Kraty

Bot marketplace

Share bots across studios — publish, browse, copy.

The marketplace lets studios share bot definitions. A bot you've built and validated can be published for any other studio to copy into their own games. Copies are independent — once a studio forks your bot, your later edits don't propagate to them, and theirs don't propagate back.

Why a marketplace

Designing a believable filler bot is an investment. The marketplace turns that investment into a public asset:

  • New studios bootstrap with proven bot patterns instead of starting from a blank textarea.
  • Studios that specialize (e.g., racing-style ramp bots) get attribution and visibility when others copy them.
  • The bots you copy are validated against your own game's economy on import — if a copied bot references an item or currency you don't have, you'll see the issue before it ever runs.

Lifecycle

draft ──► validated ──► published ──► copied ◄── any studio

                              └──► unpublished (existing copies unaffected)
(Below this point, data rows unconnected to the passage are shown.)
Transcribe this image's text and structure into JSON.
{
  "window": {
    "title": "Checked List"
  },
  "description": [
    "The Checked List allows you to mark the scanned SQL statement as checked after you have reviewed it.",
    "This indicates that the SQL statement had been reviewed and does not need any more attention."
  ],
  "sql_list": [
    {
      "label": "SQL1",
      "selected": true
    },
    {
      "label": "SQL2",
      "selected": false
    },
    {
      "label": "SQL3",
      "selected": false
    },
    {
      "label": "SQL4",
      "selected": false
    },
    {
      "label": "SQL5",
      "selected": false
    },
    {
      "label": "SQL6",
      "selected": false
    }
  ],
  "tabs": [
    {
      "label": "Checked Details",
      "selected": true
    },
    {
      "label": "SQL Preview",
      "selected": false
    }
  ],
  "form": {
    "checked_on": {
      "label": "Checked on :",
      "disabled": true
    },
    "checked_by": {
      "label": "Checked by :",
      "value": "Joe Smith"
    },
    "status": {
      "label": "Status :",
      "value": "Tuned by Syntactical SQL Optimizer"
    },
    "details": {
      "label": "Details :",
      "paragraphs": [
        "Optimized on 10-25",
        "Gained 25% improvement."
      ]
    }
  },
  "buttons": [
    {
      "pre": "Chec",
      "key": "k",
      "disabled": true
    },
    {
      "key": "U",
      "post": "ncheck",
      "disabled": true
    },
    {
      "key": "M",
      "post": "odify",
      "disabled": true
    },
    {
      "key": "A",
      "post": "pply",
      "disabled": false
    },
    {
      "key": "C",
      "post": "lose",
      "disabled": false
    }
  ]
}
A bot moves through these states explicitly. Publishing is a button click on a bot that's already validation-status valid. Unpublishing demotes the bot back to studio scope; copies that other studios already made keep working because they're independent rows.

Publishing

Open the bot in your studio and click Publish to marketplace in the Marketplace section. The bot must validate cleanly first — broken bots are never listed.

After publish:

  • scope flips to marketplace.
  • publishedAt is stamped.
  • The bot detaches from a specific game so it's usable across studios.
  • Your own event references continue to work — the bot's id is stable.

Browsing

Visit Marketplace in your studio's nav. The browse page shows every published bot from every studio, with search by name or description and cursor-paginated infinite scroll. Each card shows the bot's name, key, version, copy count, and publish date.

Copying

On a marketplace bot's detail page, choose:

  • Destination game — the bot lands as a game-scoped bot under your studio.
  • New key — defaults to <source-key>-copy but you can rename.
  • New name — defaults to the source name.

After copy:

  • A fresh id is generated for the copy.
  • forkedFromBotId records the source for attribution.
  • The source bot's version is snapshotted (so we can show an “Update available” indicator if the source ships a new version).
  • The source's copyCount is incremented for discovery.
  • The copy is fully editable. Your tweaks don't affect the source or anyone else who copied it.

Lineage

A forked bot shows its source in the editor's Marketplace section, with a link back to the original listing. This lineage is also visible in audit log entries for the bot.

Permissions

ActionRequired role
Publish a bot to the marketplaceGAME_ADMIN, GAME_DESIGNER
Copy a marketplace bot into your studioGAME_ADMIN, GAME_DESIGNER
Unpublish a bot you ownGAME_ADMIN, GAME_DESIGNER
Take down any marketplace bot (policy)PLATFORM_ADMIN

Approval pipeline

Publishing isn't the same as appearing in the public listing. The flow looks like this:

draft / studio-scoped ──► publish ──► pending review ──► approved (listed) │
                                                  └──► rejected ◄──────────┘

When you publish a bot:

  • It flips to scope: marketplace with approvalStatus: pending.
  • It is not visible in the public browse and cannot be copied yet.
  • The Kraty team picks it up from the marketplace review queue.

A reviewer goes through the diagram, definition, and validation output, then either:

  • Approves — the listing goes live in the public browse and becomes copyable.
  • Rejects with notes — the listing is delisted but stays on your side. Fix the definition and republish to re-enter the queue.

Rejection notes land in your studio's audit log so the conversation is searchable.

What's next

The current MVP gates listings with a human review only. A future release will layer in automated adversarial validation (target-value extremes, deleted track-targets, etc.) so obvious issues are caught before they reach the human reviewer.